Flight delays cost passengers $16.7b – Study

Airline flight delays cost passengers more than inconvenience — $16.7 billion more — according to a study delivered to the Federal Aviation Administration on Monday.

The FAA-funded study looks at the cost to passengers for flight delays in 2007, the latest year for which complete data was available when researchers began working on the study.

Unlike past studies of the impact of flight delays, researchers looked more broadly at the costs associated with flight delays, including passengers’ lost time waiting for flights and then scrambling to make other arrangements when flights are canceled.

The cost to airlines for delays was $8.3 billion, mostly for crew, fuel and maintenance. Overall, the cost was $33 billion, including to other parts of the economy. But one finding of the study is that more than half the cost associated with flight delays is borne by passengers.

Those costs likely were lower in the three years since 2007, due to the weakened economy.

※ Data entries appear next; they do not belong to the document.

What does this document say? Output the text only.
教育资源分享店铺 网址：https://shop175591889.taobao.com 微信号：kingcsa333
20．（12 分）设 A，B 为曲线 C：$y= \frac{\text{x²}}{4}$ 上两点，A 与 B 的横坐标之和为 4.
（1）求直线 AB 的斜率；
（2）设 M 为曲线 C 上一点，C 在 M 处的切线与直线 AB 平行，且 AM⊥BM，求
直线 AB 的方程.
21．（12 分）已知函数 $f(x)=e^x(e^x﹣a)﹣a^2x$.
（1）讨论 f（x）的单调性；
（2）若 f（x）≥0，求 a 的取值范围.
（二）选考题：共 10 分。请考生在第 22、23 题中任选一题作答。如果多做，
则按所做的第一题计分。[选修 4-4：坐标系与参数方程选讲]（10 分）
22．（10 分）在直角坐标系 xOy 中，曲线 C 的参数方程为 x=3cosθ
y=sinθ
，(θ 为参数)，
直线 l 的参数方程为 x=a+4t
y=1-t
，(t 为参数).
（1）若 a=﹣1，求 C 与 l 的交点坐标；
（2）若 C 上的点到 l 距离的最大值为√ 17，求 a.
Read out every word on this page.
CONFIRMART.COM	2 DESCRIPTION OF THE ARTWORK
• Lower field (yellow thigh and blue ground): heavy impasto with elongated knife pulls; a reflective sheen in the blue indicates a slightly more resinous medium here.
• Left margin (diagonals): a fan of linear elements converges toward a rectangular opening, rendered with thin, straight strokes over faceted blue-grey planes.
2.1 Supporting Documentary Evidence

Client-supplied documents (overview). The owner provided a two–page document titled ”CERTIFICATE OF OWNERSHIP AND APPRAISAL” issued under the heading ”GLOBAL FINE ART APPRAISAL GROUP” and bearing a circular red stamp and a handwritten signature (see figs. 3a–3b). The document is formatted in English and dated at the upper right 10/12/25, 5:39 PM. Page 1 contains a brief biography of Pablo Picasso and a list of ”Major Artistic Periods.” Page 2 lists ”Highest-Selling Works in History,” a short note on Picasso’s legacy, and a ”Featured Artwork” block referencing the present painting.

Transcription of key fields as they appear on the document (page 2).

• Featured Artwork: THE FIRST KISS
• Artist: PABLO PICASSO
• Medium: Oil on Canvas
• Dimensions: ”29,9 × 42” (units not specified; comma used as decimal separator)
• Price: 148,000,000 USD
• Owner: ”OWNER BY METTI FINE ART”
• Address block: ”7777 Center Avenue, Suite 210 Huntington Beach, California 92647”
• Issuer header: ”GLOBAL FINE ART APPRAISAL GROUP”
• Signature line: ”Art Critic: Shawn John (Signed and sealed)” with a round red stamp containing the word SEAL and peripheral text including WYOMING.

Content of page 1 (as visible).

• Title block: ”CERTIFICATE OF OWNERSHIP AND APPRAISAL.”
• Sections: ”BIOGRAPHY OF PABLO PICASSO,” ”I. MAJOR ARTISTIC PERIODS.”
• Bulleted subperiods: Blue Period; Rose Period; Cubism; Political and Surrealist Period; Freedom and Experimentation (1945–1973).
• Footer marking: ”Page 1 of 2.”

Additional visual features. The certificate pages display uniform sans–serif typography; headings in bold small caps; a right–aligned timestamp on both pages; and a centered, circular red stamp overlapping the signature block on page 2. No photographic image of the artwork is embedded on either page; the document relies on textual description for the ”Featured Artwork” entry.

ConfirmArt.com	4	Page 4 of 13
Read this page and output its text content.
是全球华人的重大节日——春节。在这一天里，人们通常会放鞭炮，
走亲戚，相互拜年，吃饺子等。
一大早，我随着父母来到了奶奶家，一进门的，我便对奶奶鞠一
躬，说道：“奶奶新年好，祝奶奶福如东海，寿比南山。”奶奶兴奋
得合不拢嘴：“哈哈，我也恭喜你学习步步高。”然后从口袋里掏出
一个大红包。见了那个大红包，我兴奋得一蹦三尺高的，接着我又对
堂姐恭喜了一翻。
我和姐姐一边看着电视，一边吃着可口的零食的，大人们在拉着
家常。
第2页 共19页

Air travel peaked in 2007 before the economy went sour. And so did flight delays and cancellations. In 2007, 1.3 million domestic flights were delayed and 119,000 flights canceled, according to the Bureau of Transportation Statistics.

Last year, 85,000 flights were delayed and 63,000 canceled. Mark Hansen, a civil and environmental engineering professor at the University of California, Berkeley, who led the study, said he believes 2007 is a more representative year “since we think that the weak economy isn’t a permanent thing.”

There will always be flight delays due to mechanical problems or weather, but they can be significantly reduced by expanding the capacity of the nation’s airports and air traffic control system. The FAA is in the midst of a program to modernize the air traffic control system, replacing World War II-era radar with satellite-based technology. The program is expected to cost government and industry about $40 billion.

The FAA has said the program is necessary to meet an anticipated greater demand for air travel.

The Washington Post first reported the study’s findings on Monday.